CONDITION: Very good with much of
the original paint remaining. World War I
aircraft fabric rarely comes up for sale, and
fabric with artistic expressions of wartime
squadron insignia are virtually impossible
to find. A must have for the serious early
military aviation collector.
Estimate: 3,000 - 5,000
     LOT 1442
Rare and Highly Desirable Identified U.S. Army Air Service Hard Leather Flight Helmet - Offered here is a well-cared for, highly sought after, and rare example of an original World War I era U.S. Army Air Service hard leather flight helmet identified to a World War I aviator. The helmet is constructed out of stiff leather. Attached to the helmet is a leather apron which covered the pilot’s neck. The interior is lined in a soft cotton canvas and fabric mesh covers
the ear holes. The top of the helmet has the reinforcing
leather cross. Although unmarked, it has all the hallmarks
of a Spalding manufactured flight helmet. Spalding was
the foremost supplier of American flight gear, including flight helmets, leather jackets, and flight suits well into the 1930s. The name “Cecil C. Wooley” is hand marked on the top and lining of the helmet. The Lane County Historical Museum has within its collection a photo of a Curtis Jenny biplane piloted by Cecil C. Wooley and the photo was taken at the Eugene, Oregon, airport circa 1920. According to the historical society, Wooley was “an aviator in the first World War” and after the war Wooley flew adventure seekers in a Jenny owned by a local realtor and an owner of a local manufacturing company. Passengers were charged $15 for a 15 minute plane ride.
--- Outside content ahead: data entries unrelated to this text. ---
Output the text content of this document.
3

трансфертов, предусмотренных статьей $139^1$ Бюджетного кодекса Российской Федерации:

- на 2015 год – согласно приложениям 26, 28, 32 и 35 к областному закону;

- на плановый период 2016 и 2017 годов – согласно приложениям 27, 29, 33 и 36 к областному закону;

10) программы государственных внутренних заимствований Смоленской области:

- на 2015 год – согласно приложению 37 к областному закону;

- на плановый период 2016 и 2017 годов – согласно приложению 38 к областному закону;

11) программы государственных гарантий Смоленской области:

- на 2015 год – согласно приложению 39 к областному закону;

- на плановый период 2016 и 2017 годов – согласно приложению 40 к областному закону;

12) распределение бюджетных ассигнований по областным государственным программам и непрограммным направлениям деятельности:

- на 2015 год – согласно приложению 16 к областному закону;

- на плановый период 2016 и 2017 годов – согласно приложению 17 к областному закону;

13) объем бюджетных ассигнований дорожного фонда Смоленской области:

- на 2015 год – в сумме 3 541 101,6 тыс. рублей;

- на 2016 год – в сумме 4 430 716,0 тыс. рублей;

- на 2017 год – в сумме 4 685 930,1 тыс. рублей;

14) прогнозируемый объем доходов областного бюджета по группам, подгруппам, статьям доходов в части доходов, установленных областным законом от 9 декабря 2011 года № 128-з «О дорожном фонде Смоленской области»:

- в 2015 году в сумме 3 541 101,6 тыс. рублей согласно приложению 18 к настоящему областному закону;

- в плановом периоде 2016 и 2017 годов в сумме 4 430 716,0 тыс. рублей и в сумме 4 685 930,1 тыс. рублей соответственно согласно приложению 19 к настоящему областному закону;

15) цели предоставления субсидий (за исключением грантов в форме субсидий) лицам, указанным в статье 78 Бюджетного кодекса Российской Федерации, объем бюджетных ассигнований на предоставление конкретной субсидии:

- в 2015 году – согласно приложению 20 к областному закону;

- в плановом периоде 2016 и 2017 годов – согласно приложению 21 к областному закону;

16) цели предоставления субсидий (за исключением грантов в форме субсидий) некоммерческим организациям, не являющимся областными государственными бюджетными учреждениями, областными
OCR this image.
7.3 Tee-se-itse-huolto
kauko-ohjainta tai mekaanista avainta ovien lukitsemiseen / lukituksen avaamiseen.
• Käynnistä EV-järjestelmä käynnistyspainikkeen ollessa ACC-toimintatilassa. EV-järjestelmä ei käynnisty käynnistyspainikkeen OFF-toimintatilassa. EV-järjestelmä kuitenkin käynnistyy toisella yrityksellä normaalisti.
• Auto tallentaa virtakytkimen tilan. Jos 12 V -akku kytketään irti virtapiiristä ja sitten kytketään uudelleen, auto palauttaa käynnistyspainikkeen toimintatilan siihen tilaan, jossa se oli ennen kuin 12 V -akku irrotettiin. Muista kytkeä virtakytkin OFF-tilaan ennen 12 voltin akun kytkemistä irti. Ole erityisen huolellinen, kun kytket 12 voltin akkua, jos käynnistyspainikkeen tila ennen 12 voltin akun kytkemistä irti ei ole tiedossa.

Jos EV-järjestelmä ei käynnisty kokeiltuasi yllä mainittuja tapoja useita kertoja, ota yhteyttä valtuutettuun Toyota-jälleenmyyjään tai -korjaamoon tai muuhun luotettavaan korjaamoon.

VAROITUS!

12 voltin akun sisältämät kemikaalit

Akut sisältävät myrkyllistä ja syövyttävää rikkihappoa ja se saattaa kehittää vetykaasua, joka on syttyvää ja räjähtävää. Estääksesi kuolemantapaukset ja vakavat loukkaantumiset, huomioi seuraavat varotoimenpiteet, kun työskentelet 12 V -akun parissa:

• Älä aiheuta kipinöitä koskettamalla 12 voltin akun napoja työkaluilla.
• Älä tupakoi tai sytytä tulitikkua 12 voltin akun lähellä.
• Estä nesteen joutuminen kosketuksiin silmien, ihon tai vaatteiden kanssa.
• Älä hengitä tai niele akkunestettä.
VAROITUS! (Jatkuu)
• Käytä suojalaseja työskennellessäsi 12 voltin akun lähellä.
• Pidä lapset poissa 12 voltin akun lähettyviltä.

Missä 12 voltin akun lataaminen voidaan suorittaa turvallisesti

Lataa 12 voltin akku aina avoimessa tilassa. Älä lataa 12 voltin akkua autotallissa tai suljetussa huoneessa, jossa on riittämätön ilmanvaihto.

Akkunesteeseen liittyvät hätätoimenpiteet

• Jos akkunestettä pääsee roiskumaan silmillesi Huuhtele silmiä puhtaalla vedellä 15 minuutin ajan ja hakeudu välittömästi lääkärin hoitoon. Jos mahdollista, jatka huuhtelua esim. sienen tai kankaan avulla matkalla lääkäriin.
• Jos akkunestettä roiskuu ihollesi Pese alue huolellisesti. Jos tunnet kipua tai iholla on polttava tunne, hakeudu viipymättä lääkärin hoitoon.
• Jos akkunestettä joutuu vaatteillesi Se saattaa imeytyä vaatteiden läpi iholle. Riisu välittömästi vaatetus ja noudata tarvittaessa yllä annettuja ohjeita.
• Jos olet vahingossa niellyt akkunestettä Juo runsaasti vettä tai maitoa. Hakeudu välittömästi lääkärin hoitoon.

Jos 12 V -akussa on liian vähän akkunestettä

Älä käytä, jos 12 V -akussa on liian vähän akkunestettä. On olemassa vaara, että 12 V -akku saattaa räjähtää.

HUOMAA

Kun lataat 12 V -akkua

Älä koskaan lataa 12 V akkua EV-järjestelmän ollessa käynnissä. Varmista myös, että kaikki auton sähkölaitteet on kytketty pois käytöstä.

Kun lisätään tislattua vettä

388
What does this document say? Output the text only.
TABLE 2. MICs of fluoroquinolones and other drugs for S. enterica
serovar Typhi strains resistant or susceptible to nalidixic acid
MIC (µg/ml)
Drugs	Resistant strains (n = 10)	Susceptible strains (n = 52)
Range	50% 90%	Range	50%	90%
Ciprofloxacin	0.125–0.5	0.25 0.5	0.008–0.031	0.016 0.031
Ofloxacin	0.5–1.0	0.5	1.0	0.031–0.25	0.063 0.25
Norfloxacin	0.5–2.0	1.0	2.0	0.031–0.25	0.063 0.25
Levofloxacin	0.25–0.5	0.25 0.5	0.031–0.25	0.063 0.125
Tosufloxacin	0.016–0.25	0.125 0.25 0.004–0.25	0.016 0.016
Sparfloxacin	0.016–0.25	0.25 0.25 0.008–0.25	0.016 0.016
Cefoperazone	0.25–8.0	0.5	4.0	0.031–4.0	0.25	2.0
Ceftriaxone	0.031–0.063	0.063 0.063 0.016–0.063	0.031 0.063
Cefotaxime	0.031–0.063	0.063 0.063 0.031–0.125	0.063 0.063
 The first paying customer even had the thrill of a few
loops. The enterprise proved successful as within the
first 6 weeks of operations the Jenny was paid for. It was
reported that during the county fair they earned $300 to
$400 a day. Operations were short lived as in 1920 the aircraft
burned. This Jenny was the first plane locally owned in Eugene. Includes period tinted goggles and flight helmet skull cap.
CONDITION: Fine with several tears on the apron’s lining, otherwise minor wear overall. These helmets are extremely difficult to find in any condition. This is a standout piece of early American military aviation well deserving of the finest collection.
Provenance: The Putnam Green/Sycamore Collection.